Во второй части мы находим кеносис Уоррена, метонимическое уничтожение его собственного видения. Изоляция, а не регрессия «—601 модус опустошения поэтического «я», который предпочитает Уоррен. Там, в первой части, он мог слышать, как стучит его сердце, здесь он слышит метонимические персонификации чувствительности, моментально расстроенные неожиданностью. Валун и ручей — это падшие сознания, и Уоррен близок к ним, ко сну и смерти с тех пор, как он услышал «звук бегущей воды в темноте». Движение от редуктивного слуха к гиперболическому зрению в трех завершающих часть строках — это ответ даймонизации Уоррена, его подъем к Американскому Контр- Возвышенному. В третьей части образы высокого и низкого смешаны с перспективизмом, поднимающимся до дантовского чувства ужаса, которое преображает прозрачность сосульки, ледяного кристалла, в нечто, больше похожее на магический кристалл:
Меж тем на восточном горбу горы
Потемки стынут, и там, где не было
Часами солнца, сосулька растет
Геометрической глыбой
Это аскесис Уоррена, сублимация через метафору личной смерти к безличной полноте смысла, к «геометрической глыбе» сосульки. Поскольку стихотворение постоянно рассуждает о скрытых контрастах оттепели и заката, геометрия сосульки — это согласование, которое требуется для такого рассуждения, точка перспективы, в которой сходятся природа, внешнее, и признаки бессмертия Уоррена, внутреннее. Метафора «неудачна» в том особом смысле, о котором я писал в главе 5, т. е. имеет место неудача перспективизма, пытавшегося превратить поэтический кризис в восстановление смысла.
Оригинальность и сила Уоррена заметны на протяжении всего стихотворения, но в особенности в части 4, в переиначивании, не сопоставимом ни с чем в американской поэзии со времен «Осенних зарниц». В пророческом представлении Уоррен видит время через полвека после своей смерти, воздавая все возможное необходимости и силе изменения. Это благословение сыну, с самого начала двойственное, интроецирует будущее и проецирует прошлое, уничтожая «красный закат» настоящего времени стихотворения. Благословляя «из будущего в другое» будущее, Уоррен проявляет amor fati, напоминающую Ницше или таких последователей Ницше, как Иейтс и Манн. В семьдесят четыре года, заканчивая «Избранника» (1951), Манн писал о своей работе (и Уоррен мог бы так же сказать о своем пророческом благословении):
«Amor fati — я, пожалуй, не стану особенно возражать, если окажусь одним из тех, кто пришел уже под вечер и уйдет одним из последних, замыкая прощальное шествие, и мне думается, что после меня вряд ли кто-нибудь станет еще раз пересказывать эту историю, так же как и легенды об Иосифе».

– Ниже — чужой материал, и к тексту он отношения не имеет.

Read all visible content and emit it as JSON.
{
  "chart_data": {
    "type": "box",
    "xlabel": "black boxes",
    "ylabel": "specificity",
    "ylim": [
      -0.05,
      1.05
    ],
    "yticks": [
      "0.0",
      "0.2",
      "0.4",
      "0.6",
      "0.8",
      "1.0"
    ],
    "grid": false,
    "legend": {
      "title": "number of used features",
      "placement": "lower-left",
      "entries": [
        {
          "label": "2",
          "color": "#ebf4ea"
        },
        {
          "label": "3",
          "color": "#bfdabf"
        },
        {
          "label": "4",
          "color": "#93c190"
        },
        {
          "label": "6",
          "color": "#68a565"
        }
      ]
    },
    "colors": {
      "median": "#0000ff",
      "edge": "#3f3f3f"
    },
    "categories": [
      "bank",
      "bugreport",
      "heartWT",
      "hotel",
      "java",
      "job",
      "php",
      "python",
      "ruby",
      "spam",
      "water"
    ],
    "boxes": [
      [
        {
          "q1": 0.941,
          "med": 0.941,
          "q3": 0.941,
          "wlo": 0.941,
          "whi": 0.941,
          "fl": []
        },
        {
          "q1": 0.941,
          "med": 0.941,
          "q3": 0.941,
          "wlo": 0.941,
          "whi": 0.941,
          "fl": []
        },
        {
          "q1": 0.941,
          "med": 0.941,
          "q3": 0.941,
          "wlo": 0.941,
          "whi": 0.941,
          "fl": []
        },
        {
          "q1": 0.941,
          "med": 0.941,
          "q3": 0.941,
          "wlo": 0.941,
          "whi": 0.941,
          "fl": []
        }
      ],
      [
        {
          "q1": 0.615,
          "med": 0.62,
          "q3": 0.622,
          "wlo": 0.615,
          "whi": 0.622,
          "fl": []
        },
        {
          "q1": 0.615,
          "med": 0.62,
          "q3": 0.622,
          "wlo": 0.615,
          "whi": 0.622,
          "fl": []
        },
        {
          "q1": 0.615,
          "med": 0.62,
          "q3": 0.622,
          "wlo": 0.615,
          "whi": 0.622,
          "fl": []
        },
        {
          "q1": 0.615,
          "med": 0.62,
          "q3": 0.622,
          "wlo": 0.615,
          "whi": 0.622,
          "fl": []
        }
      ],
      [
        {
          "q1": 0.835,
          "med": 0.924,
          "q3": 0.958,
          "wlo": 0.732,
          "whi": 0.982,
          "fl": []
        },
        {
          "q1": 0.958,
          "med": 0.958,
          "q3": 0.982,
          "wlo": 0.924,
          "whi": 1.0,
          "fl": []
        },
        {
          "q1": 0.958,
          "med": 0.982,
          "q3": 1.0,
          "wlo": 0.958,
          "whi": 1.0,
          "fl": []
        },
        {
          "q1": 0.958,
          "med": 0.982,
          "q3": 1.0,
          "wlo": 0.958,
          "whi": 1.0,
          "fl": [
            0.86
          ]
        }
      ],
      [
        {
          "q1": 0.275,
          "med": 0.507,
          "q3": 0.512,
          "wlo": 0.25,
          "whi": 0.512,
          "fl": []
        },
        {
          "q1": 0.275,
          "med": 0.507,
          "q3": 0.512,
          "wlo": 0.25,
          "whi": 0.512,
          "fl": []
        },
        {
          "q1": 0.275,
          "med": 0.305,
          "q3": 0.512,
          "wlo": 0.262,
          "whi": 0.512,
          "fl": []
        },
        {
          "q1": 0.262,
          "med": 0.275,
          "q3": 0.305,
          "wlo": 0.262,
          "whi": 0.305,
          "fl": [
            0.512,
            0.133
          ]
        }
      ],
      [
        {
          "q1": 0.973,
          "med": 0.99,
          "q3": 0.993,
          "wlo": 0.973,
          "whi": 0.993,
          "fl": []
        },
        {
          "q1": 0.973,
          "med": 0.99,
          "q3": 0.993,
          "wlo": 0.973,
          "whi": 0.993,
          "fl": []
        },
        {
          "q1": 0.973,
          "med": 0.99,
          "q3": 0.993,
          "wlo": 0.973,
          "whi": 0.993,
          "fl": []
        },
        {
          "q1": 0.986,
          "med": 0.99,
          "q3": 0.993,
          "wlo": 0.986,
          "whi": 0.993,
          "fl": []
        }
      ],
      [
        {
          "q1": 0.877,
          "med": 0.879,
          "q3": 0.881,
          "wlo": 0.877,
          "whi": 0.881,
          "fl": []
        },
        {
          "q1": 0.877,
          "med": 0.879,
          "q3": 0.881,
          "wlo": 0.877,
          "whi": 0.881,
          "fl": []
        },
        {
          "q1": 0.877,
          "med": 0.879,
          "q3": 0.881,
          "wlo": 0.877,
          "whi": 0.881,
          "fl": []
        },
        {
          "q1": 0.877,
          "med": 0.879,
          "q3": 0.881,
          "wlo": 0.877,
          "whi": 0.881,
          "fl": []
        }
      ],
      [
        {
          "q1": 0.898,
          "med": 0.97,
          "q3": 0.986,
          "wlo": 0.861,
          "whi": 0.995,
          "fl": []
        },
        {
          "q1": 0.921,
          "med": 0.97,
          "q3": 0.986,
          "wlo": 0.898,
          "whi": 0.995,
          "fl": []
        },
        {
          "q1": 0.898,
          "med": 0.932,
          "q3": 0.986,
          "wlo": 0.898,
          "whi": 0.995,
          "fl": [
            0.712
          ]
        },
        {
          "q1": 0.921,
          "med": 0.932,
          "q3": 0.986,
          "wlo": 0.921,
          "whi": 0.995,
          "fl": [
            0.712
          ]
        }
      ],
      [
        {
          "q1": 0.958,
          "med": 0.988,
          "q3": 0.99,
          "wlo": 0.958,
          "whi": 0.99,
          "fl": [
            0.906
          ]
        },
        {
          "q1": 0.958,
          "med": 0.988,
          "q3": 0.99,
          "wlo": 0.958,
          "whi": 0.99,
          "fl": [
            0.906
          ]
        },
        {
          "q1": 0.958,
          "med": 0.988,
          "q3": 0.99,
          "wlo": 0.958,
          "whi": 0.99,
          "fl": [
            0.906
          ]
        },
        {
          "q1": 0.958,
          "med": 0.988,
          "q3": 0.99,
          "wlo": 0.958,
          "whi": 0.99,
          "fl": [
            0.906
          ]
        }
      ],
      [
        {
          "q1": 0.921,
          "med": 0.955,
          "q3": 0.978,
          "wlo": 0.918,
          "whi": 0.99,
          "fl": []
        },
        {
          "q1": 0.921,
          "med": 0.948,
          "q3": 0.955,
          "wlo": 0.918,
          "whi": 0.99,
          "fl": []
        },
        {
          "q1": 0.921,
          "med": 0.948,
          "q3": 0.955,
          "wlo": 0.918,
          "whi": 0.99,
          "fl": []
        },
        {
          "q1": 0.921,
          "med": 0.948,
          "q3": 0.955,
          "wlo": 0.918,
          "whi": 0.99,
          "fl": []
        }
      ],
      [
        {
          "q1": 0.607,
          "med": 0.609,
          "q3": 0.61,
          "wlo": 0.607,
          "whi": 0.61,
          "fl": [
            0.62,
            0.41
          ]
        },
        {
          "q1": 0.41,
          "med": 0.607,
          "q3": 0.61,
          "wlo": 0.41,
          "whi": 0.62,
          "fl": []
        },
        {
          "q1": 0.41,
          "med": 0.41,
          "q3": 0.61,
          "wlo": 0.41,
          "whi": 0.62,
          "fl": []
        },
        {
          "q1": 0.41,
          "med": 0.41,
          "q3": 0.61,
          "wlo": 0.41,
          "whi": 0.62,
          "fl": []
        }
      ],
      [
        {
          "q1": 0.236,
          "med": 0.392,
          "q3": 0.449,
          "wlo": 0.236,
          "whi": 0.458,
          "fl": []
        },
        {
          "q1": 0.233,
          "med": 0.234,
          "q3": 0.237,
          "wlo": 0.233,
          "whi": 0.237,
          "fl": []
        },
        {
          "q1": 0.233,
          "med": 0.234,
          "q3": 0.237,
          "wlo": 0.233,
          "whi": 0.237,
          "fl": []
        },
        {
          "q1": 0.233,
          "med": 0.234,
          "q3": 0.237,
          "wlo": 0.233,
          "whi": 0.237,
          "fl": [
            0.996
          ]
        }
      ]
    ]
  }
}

Вордсворт, благословляющий свою сестру в конце «Тинтернского аббатства», и Кольридж во многих подобных же ситуациях — это главные предки стихотворения Уоррена, которое, быть может, никто уже не будет переписывать еще раз. «Бессмертие / В любящем бдении смерти» доверяет свое значение преодолению «бдения», хотя и используя значение его корня — «бдительность». Уоррен, неуживчивый антиэмерсонианец, добивается свежести преобразования, сознательно запаздывая и все же возрождая эмерсонианский отказ опаздывать.